O Buddha nunca desejou extrair de seus discípulos fé cega e submissa nele ou em seus ensinamentos. Ele sempre insistia no exame discriminatório e na pesquisa crítica. Não foi em termos incertos que pressionou por investigação crítica quando se dirigiu aos Kālāmas num discurso que tem sido chamado, com razão, de primeira carta régia do pensamento livre:
“Vinde, Kālāmas. Não sigam a tradição oral, a linhagem dos ensinamentos, o ouvir dizer, uma reunião de escrituras, o raciocínio lógico, o raciocínio por inferência, a reflexão sobre as razões, a aceitação de uma visão após pensar nela, ao buscar a competência do falante ou porque vocês pensam ‘O asceta é nosso professor’. Mas quando vocês souberem por vocês mesmos, ‘Essas coisas são lesadas, essas coisas devem ser culpadas; essas coisas são censuradas pelos sábios; essas coisas, se tomadas e praticadas, levam ao dano e ao sofrimento”, então vocês as devem abandonar. E quando vocês souberem, ‘Essas coisas são incólumes, essas coisas são sem culpa; essas coisas são louvadas pelos sábios; essas coisas, se tomadas e praticadas, levam ao bem-estar e à felicidade’, então deveis vos empenhar nelas”.
Simplesmente confiar em alguma coisa não é o espírito do Buddhismo, então encontramos este diálogo entre o Mestre e seus discípulos: “Se agora, sabendo disso e preservando isso, disserdes: ‘Nós honramos nosso Mestre e por respeito a ele respeitamos o que ele diz?’ – ‘Não, Senhor’. – ‘Isso que vocês afirmam, ó discípulos, é nada mais que o que vocês mesmos reconheceram, viram e apreenderam?’ – ‘Sim, Senhor’.” [2]
O Buddha encarava fatos e se recusava a reconhecer ou ceder a qualquer coisa que não estivesse de acordo com a verdade.

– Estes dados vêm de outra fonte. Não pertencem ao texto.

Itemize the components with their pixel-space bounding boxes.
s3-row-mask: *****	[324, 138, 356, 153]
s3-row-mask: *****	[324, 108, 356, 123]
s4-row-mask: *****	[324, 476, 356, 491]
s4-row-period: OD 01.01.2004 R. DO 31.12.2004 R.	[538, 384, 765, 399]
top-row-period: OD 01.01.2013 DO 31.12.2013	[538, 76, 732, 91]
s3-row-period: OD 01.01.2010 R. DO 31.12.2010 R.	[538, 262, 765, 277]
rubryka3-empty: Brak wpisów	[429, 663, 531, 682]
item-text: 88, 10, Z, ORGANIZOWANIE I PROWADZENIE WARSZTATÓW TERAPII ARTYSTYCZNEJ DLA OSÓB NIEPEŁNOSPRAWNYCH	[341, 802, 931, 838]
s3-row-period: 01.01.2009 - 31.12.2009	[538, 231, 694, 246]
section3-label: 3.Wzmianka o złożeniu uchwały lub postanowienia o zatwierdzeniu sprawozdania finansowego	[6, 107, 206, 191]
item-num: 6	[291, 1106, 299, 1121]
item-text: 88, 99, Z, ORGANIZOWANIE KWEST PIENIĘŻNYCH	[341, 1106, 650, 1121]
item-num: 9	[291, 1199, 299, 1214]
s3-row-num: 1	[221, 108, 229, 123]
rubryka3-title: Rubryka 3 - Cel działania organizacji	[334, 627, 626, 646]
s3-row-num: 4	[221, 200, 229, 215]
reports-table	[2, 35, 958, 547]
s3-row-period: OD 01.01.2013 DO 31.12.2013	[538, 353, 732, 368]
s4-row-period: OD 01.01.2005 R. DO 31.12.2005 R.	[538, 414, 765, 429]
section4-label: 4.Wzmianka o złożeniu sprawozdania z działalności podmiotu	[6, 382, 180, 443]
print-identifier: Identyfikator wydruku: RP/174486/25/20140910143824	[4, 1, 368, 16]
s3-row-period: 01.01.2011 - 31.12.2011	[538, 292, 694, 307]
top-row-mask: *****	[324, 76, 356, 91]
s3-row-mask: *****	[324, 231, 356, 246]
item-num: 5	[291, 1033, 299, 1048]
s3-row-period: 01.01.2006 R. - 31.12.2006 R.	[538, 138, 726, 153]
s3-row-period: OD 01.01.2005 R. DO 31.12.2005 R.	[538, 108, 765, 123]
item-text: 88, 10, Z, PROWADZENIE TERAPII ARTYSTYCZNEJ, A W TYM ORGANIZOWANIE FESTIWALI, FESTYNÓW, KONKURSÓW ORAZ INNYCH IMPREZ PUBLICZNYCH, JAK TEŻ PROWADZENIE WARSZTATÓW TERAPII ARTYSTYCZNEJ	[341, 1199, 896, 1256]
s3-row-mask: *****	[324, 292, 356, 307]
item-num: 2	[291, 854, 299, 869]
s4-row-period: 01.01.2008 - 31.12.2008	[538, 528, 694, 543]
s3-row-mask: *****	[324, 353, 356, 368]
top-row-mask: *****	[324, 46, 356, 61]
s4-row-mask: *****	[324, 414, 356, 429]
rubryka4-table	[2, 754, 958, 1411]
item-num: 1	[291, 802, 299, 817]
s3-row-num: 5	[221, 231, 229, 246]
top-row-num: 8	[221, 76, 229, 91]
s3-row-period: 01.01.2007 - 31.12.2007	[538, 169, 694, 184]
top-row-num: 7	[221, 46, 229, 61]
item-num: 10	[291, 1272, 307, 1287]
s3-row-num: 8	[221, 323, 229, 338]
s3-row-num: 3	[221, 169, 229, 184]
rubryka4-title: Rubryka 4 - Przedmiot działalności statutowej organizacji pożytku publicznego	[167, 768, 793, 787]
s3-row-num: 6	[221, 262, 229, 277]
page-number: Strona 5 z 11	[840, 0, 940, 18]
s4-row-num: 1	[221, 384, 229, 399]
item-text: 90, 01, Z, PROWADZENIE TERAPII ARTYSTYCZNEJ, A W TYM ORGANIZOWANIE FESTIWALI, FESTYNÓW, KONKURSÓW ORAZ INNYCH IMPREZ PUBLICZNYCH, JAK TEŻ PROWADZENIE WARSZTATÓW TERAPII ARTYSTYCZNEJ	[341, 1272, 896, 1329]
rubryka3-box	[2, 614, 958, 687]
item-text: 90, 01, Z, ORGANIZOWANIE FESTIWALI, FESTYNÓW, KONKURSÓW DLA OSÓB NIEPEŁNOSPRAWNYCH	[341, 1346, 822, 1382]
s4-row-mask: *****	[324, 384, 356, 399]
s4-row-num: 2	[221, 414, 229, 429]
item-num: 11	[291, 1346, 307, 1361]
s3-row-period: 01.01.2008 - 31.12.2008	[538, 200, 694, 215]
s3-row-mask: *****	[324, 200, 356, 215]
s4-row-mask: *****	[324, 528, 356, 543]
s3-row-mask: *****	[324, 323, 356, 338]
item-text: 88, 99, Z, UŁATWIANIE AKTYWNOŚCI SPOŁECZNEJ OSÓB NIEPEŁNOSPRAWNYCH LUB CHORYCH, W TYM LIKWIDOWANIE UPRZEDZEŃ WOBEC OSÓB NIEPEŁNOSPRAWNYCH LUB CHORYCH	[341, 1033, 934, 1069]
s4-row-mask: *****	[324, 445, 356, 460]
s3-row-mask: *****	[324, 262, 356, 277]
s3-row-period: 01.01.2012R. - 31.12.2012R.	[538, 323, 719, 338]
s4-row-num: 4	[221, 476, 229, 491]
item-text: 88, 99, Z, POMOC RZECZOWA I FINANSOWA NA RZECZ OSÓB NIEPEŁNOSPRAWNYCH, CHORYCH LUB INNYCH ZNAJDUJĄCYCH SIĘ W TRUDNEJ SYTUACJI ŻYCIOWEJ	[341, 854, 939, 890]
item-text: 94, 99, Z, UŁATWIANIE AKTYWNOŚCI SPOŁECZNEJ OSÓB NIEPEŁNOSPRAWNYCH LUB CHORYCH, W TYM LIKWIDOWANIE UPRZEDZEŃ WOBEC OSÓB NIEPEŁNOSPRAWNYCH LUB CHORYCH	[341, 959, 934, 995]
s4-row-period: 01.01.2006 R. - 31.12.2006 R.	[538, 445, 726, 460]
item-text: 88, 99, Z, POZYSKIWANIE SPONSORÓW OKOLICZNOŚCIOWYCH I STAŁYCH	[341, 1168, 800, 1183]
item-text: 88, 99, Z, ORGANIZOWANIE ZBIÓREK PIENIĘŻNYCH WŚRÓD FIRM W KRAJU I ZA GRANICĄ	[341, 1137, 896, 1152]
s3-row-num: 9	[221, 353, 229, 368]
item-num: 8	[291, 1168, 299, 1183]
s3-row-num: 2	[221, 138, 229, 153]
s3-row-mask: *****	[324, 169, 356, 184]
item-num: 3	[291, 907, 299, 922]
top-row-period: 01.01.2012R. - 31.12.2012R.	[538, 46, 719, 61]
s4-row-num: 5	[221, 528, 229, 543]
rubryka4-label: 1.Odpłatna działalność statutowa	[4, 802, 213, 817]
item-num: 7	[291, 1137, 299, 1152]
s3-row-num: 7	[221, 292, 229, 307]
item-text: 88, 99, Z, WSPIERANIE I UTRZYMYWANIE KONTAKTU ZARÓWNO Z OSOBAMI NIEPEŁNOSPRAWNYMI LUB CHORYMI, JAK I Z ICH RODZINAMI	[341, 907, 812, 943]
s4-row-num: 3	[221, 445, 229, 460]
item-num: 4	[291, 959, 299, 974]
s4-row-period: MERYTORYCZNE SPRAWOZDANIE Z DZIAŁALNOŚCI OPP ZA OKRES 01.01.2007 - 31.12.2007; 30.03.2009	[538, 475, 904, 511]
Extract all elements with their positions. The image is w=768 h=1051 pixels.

Não quer que reconheçamos qualquer coisa indiscriminadamente e sem razão. Ele quer que compreendamos as coisas como elas realmente são, investir o esforço necessário e resolver nossas próprias tribulações com a plena vigilância.

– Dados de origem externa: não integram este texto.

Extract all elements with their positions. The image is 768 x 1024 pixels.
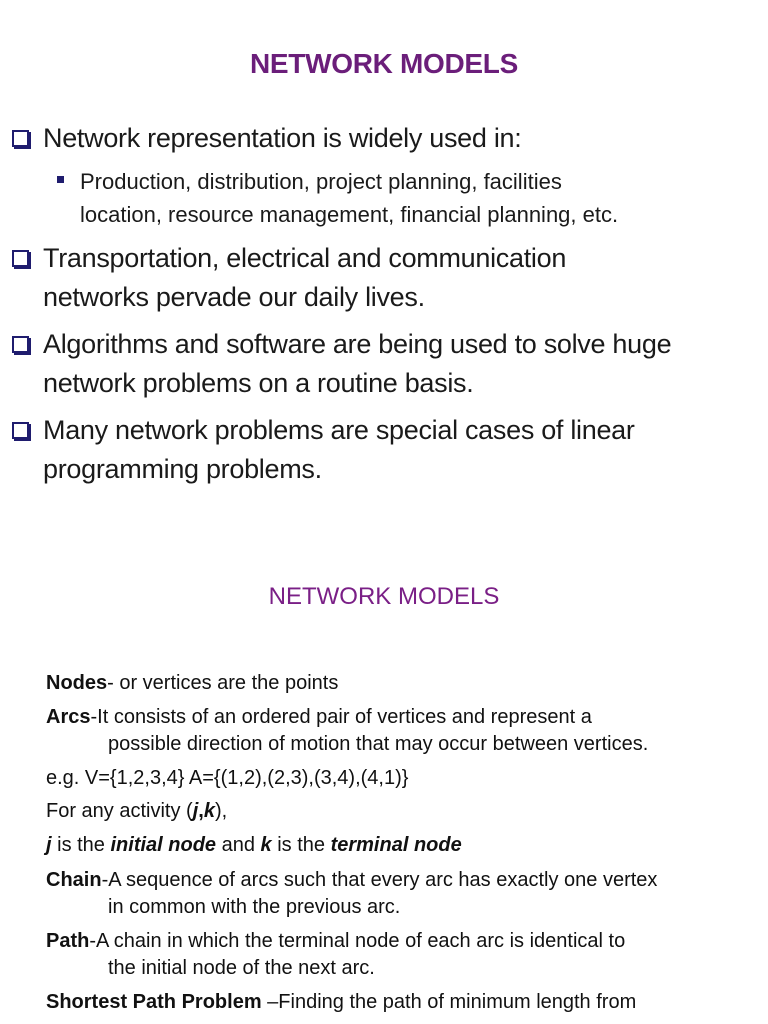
terminal-node-term: terminal node — [330, 834, 462, 856]
bullet-text-line2: networks pervade our daily lives. — [43, 282, 425, 312]
definition-text: -It consists of an ordered pair of vertices and represent a — [90, 706, 592, 728]
definition-arcs — [46, 704, 761, 758]
initial-terminal-line — [46, 832, 761, 859]
term-nodes: Nodes — [46, 672, 108, 694]
checkbox-bullet-icon — [12, 422, 29, 439]
bullet-text-line2: programming problems. — [43, 454, 322, 484]
definition-text: - or vertices are the points — [107, 672, 339, 694]
text-is-the: is the — [271, 834, 331, 856]
sub-bullet-text-line2: location, resource management, financial planning, etc. — [80, 202, 619, 227]
definition-path — [46, 928, 761, 982]
bullet-item — [10, 411, 765, 489]
activity-prefix: For any activity ( — [46, 800, 193, 822]
activity-comma: , — [198, 800, 204, 822]
definition-text: -A chain in which the terminal node of each arc is identical to — [89, 930, 626, 952]
activity-k: k — [203, 800, 215, 822]
definition-shortest-path — [46, 989, 761, 1016]
definition-text-continued: in common with the previous arc. — [108, 896, 401, 918]
definition-chain — [46, 867, 761, 921]
definition-text-continued: the initial node of the next arc. — [108, 957, 375, 979]
term-path: Path — [46, 930, 90, 952]
slide1-title: NETWORK MODELS — [249, 48, 518, 79]
bullet-item — [10, 325, 765, 403]
text-is-the: is the — [51, 834, 111, 856]
bullet-text-line1: Many network problems are special cases of linear — [43, 415, 635, 445]
definition-text-continued: possible direction of motion that may occur between vertices. — [108, 733, 649, 755]
definition-text: -A sequence of arcs such that every arc has exactly one vertex — [101, 869, 658, 891]
activity-j: j — [192, 800, 199, 822]
slide2-title: NETWORK MODELS — [268, 583, 500, 610]
definition-nodes — [46, 670, 761, 697]
example-text: e.g. V={1,2,3,4} A={(1,2),(2,3),(3,4),(4,1)} — [46, 767, 409, 789]
k-symbol: k — [260, 834, 272, 856]
term-chain: Chain — [46, 869, 102, 891]
sub-bullet-item — [56, 165, 756, 231]
bullet-text-line2: network problems on a routine basis. — [43, 368, 474, 398]
term-arcs: Arcs — [46, 706, 91, 728]
bullet-text: Network representation is widely used in: — [43, 123, 522, 153]
activity-suffix: ), — [214, 800, 228, 822]
term-shortest-path-problem: Shortest Path Problem — [46, 991, 262, 1013]
initial-node-term: initial node — [110, 834, 217, 856]
text-and: and — [216, 834, 261, 856]
bullet-item — [10, 239, 765, 317]
j-symbol: j — [46, 834, 52, 856]
sub-bullet-text-line1: Production, distribution, project planning, facilities — [80, 169, 562, 194]
square-bullet-icon — [57, 176, 64, 183]
checkbox-bullet-icon — [12, 130, 29, 147]
checkbox-bullet-icon — [12, 250, 29, 267]
definition-text: –Finding the path of minimum length from — [261, 991, 637, 1013]
bullet-text-line1: Algorithms and software are being used to solve huge — [43, 329, 672, 359]
activity-line — [46, 798, 761, 825]
example-line — [46, 765, 761, 792]
checkbox-bullet-icon — [12, 336, 29, 353]
bullet-item — [10, 119, 765, 158]
bullet-text-line1: Transportation, electrical and communication — [43, 243, 567, 273]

“Todo o esforço compete a vocês,
Os Tathāgatas mostram o caminho”.[3]
“Agitem-se, ativem-se, levantem-se,
Ao que o Buddha professa dêem seus peitos.
O exército do rei da morte abalem,
Feito o elefante à casa de sapê”[4].
O Buddha, pela primeira vez na história do mundo, ensinou que a libertação deve ser buscada independentemente de um salvador, humano ou divino. A idéia de que alguém traz um outro de uma posição inferior para uma superior na vida, e por fim o resgata, tende a fazer do homem indolente e fraco, passivo e tolo. Esse tipo de crença degrada o homem e sufoca cada centelha de dignidade de seu ser moral.
O Iluminado exorta seus seguidores a adquirir autoconfiança. Outros podem nos dar uma mão indiretamente, mas a libertação do sofrimento deve ser forjada e modelada por cada um de nós na bigorna de nossas próprias ações.
[1] Mahā Parinibbāna Sutta, DN. 16; II, 100.
[2] MN 38, I. 264.
[3] Dhp. 276
[4] SN. I., 156.
Texto maravilhoso. Pena que muitas pessoas tem uma visão totalmente distorcida do budismo.
Talvez não nessa vida, mas tenho certeza que um dia verei a doutrina do nosso mestre, o Buddha, sendo compreendidos por todos os povos do mundo de forma tão clara como o sol e a lua brilham quando desnudos…
Parabéns por mais esse texto belíssimo.